L’accord décroché avec la Commission européenne sur le Brexit après des mois de difficiles tractations constitue un succès pour la Première ministre Theresa May, mais n’occulte pas son extrême fragilité à la tête du gouvernement britannique.

Prise dans les divisions de son propre parti, entre pro et anti-Brexit, la Première ministre conservatrice est sur la corde raide depuis les législatives anticipées qu’elle avait convoquées en juin et à l’issue desquelles sa majorité s’est réduite comme peau de chagrin. Son travail sans relâche ces derniers jours pour décrocher un résultat avec Bruxelles avant le fatidique sommet européen des 14 et 15 décembre a été salué par son camp. Une unanimité qui risque toutefois d’être de courte durée alors que les couloirs de Westminster bruissent tous les jours de rumeurs de complot pour la renverser. «Avancée à Bruxelles. Grand moment de réussite pour Theresa May et le Royaume-Uni», a tweeté son vice-Premier ministre et proche allié, Damian Green. Le pro-Brexit ministre de l’Environnement, Michael Gove, a lui, loué «un résultat politique et personnel significatif» pour la dirigeante, qu’en coulisse il a coutume de critiquer pour son attitude selon lui trop conciliante avec l’UE.

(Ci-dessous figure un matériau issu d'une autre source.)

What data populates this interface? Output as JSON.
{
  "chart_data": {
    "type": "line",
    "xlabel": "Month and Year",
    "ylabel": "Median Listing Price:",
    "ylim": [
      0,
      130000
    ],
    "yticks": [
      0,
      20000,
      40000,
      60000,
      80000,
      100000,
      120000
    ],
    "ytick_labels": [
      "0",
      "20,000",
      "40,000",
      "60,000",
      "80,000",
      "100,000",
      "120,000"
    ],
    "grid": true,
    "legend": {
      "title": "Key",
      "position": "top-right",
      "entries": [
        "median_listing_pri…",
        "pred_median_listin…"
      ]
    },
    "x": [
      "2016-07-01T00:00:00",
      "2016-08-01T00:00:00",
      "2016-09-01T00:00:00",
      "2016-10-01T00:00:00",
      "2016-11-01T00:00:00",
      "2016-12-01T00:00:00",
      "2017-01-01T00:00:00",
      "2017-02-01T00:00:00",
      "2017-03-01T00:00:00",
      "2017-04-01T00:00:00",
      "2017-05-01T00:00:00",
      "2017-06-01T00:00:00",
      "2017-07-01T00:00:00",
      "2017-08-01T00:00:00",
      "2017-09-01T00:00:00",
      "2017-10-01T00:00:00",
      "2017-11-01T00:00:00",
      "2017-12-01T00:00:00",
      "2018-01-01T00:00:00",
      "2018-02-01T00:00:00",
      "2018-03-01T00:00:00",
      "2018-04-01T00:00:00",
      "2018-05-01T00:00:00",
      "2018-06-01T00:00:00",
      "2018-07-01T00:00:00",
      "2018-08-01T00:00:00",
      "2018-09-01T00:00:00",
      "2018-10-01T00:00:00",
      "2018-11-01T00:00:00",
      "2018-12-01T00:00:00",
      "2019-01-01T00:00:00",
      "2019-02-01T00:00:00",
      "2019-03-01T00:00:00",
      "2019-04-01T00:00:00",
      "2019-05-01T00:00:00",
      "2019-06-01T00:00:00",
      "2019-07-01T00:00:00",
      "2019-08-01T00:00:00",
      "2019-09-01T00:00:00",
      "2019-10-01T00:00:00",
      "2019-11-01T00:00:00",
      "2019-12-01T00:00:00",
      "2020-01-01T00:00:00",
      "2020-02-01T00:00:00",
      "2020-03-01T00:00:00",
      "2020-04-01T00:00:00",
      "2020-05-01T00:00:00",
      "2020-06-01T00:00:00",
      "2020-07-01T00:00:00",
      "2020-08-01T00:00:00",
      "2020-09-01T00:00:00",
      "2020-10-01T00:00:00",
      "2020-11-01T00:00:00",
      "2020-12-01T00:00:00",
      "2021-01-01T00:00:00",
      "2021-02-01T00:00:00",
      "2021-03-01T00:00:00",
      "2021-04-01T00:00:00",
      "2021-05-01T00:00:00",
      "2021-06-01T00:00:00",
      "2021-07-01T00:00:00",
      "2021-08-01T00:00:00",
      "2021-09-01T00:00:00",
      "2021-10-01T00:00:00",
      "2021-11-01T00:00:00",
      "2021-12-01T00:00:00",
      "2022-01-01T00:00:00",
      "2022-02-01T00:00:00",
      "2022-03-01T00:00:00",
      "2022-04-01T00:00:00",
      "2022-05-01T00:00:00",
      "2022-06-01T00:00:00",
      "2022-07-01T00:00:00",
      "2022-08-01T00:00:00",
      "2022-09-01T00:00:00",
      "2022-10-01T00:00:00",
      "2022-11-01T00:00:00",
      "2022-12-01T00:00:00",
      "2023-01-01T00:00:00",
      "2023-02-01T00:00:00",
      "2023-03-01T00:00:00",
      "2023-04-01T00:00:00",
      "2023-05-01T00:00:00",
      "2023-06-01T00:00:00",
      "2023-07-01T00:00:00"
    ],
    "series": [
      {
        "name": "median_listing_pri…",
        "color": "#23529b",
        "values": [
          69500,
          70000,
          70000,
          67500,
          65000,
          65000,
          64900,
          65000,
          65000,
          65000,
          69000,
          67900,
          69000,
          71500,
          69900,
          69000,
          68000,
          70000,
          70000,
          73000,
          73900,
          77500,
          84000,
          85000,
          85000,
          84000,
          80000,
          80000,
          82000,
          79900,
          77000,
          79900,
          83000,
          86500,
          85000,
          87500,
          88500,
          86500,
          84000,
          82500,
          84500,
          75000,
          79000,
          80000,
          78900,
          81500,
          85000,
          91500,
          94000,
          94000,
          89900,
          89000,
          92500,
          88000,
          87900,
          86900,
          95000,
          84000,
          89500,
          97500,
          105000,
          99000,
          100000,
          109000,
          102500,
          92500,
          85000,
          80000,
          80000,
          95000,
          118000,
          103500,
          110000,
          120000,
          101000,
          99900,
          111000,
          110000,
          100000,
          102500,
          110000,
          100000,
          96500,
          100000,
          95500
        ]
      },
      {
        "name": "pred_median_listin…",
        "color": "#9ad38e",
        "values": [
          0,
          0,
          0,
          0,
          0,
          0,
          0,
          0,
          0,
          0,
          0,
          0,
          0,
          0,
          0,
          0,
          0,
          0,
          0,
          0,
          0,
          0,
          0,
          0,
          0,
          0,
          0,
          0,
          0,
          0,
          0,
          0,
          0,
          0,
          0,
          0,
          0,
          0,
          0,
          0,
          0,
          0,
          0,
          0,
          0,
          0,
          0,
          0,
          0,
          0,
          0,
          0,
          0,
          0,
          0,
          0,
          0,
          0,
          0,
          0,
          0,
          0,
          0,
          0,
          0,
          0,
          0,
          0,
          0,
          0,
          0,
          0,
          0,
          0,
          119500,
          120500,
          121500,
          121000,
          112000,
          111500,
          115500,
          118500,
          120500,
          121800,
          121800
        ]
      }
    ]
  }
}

Mais alors que Mme May a souligné que l’accord avait abouti à «un compromis», la presse eurosceptique s’inquiète déjà des concessions trop importantes accordées. «Plus les Eurocrates louent la +détermination+ de Mme May, plus nous devrions nous sentir mal à l’aise», écrit le tabloïd Daily Mail. Le mouvement pro-Brexit Leave.EU estime lui que l’accord annoncé vendredi constitue «une capitulation totale» de Londres.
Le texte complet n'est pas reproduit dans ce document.